I really should make it a point to update my blog more frequently -since that's the reason why people have a blog in the first place. To start this entry, I guess I'll write about what's weighing on my mind currently. I know it sounds cliche but the recent calamities that have hit Myammar and China have struck a cord with me. Something tugs at my heart each time i see pictures on the newspapers and the plight of innocent people suffering in these places makes me feel that sometimes I take what I have for granted -literally. I mean, there are thousands out there who are in pain, waiting for aid, and have no idea when their next meal is going to be but here I am in Singapore - thinking of which movie to watch next, which shopping mall is having sale and worrying about spending too much money when people out there have literally lost everything in their lives. I feel guilty already. Although I know it is impossible for me to physically bring food and clothing to them, I guess that being appreciative of what I have does help to lessen my guilt. Fern once told me that she thinks I'm very blessed. I'll never ever forget this line of hers because I think she hit the nail right on the head. God has never failed to provide for me all these years. I've never been the smartest, tallest, slimmest or best looking gal around but in His own way, He has made my paths straight. He saw me through every exam (I hate exams!), every painful night in my honours year, every tear-stained eye after I broke up with my ex and moulded me slowly to what I am today. He has given me a good job, a supportive family, nice colleagues and great friends who stand by me through so many seasons. I am very blessed.

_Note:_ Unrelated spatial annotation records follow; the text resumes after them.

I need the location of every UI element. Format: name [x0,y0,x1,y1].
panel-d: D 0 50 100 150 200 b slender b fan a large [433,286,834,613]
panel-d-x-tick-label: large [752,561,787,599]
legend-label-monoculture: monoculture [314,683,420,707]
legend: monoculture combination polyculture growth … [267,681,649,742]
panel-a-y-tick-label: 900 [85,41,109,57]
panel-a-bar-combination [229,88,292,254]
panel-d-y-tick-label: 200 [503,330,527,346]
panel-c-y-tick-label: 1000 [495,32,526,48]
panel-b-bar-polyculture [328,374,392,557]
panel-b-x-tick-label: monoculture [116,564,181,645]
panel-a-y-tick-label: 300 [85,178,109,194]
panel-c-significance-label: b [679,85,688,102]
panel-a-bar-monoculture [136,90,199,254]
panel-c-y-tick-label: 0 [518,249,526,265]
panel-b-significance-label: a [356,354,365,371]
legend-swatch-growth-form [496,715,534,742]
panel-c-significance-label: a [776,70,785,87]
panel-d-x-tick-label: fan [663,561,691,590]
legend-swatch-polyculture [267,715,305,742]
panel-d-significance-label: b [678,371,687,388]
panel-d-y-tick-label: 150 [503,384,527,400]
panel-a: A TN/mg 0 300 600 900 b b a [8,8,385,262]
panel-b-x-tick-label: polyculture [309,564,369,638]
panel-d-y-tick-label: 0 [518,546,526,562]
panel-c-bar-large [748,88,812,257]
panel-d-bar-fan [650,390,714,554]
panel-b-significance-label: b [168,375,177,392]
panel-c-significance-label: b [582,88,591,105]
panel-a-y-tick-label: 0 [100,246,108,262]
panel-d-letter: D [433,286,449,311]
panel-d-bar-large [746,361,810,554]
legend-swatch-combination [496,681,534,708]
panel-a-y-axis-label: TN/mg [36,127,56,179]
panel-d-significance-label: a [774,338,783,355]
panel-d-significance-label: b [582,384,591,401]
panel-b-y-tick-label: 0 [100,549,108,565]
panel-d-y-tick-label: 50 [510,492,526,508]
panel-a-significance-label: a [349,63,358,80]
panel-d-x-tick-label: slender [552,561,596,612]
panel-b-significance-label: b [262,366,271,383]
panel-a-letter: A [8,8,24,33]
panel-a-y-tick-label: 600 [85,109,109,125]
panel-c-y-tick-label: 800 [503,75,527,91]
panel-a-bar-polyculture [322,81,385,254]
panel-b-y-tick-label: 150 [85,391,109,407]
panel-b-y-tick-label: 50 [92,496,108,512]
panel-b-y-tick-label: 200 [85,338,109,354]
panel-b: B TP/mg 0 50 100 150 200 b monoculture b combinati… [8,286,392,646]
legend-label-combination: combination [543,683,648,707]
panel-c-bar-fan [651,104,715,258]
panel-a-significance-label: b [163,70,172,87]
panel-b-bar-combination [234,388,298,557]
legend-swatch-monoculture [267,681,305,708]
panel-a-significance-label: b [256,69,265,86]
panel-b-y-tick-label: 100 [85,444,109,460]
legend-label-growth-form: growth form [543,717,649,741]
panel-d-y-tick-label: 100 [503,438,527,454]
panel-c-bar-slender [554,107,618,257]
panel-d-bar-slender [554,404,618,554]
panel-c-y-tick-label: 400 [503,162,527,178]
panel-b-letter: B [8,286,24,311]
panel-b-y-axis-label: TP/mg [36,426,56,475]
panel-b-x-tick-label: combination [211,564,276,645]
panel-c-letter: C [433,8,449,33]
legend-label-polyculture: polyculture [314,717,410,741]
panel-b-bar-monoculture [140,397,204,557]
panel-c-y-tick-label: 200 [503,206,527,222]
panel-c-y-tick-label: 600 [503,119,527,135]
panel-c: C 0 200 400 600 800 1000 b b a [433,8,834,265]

Rev Teo talked about Proverbs 21:15 today 'Many are a man's plans but it's the Lord's will that prevails'. I am once again reminded that while I can fight and wrestle with God, I cannot outdo Him and I am totally powerless if I decided to go against Him. I think too often, I let my own preferences, choices and fancies take precedence that I forget to ask if this is what God wants for me. I make my own decisions without praying hard enough and simply put, i don't let God be God. I seriously think I need to re-examine my life and where God is in the whole scheme of things.
For a start, I'm going to make it a point to go back to CG every forthnight. I've been too much of a procrastinator and it's time to go back to reconnect with the CG people and God..for a new start.